So, how does one get better at programming when the game is so much more than the program? It is probably accepting you do not know much and continuously learning about how the game is played. If you are like me that may mean projects, articles, and failing to get past chapter one of The Art of Computer Programming by Donald Knuth. It definitely won’t mean freaking out about whatever new technology or tool comes out that threatens my identity nor sucking life milk from the tit of Elon Musk and Dario Amodei while putting our savings into ETH and NVIDIA stocks.
I would rather be an urban farmer. That does not mean black farmer, it just means city farmer. For you assholes. I mean I'd still be a black, city farmer. But I'm getting off track. Technology is not the result of "market forces". It is shaped by democratic participation (explored in the youtube video on exploring technology and philosophy). The question we have for our time isn't whether to have AI or not. The question Feenberg and Boggs move me to investigate is who has a seat at the table when technical decisions get made? At the highest levels: capital. Not workers. Not users. Not communities. Rich people are not your daddy.
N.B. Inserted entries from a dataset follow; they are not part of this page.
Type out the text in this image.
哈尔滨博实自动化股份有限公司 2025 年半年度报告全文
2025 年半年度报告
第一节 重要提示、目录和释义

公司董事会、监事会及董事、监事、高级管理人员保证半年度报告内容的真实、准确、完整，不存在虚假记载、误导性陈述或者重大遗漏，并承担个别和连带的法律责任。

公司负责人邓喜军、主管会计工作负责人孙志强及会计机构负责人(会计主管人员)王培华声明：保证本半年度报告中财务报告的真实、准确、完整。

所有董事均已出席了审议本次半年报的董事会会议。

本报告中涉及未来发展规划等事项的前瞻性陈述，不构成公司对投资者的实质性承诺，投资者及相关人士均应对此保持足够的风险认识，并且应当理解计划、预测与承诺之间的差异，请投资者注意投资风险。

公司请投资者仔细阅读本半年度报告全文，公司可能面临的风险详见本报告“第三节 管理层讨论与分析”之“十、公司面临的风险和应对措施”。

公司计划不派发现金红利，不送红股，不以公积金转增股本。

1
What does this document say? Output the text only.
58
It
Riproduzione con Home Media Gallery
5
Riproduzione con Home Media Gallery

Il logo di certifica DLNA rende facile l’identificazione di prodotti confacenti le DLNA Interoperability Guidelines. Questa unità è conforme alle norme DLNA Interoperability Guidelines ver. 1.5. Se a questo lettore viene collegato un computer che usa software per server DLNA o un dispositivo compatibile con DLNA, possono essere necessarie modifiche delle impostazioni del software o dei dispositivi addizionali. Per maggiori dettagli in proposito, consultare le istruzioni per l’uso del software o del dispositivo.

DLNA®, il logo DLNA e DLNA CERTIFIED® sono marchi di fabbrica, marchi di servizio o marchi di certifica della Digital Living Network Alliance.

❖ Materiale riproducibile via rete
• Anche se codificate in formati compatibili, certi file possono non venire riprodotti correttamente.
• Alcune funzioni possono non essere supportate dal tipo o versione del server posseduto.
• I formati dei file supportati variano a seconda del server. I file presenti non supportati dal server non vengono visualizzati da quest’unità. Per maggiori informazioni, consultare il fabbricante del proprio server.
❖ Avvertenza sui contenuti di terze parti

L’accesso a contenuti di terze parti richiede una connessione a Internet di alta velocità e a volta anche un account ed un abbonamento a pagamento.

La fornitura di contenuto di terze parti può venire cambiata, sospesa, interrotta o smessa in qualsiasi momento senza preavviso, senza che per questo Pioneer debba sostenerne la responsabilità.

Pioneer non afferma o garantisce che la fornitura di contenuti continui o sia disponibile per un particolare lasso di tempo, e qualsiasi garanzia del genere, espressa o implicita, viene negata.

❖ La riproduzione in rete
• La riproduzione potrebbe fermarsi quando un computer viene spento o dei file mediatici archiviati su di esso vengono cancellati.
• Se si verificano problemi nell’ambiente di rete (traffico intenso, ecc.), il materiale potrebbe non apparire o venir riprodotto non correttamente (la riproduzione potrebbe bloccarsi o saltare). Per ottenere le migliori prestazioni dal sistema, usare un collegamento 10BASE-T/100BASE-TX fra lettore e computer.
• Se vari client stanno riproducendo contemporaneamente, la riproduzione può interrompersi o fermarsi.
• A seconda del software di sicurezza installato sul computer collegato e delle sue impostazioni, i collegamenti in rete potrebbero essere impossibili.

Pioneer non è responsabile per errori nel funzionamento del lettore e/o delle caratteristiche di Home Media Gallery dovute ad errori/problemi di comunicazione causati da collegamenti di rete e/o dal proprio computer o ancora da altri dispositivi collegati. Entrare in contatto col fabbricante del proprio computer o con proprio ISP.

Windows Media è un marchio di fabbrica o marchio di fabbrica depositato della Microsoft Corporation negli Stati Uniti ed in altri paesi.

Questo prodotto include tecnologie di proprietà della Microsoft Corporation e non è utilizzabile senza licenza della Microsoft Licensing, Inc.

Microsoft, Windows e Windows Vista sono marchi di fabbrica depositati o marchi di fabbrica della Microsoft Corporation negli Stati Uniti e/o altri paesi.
And if they are your daddy tell em slide me like 35K for the culture.
We have already faced the "question of automation: whether to be for the technological revolutions of automation despite all the people who will be displaced, or to be opposed to this advance, sticking with the old workers who are resisting the new machinery, as workers have done traditionally since the invention of the spinning jenny. (Pages From a Black Radical's Notebook_, Bogg's, James, pg. 104)". The result was the displacement of factory workers.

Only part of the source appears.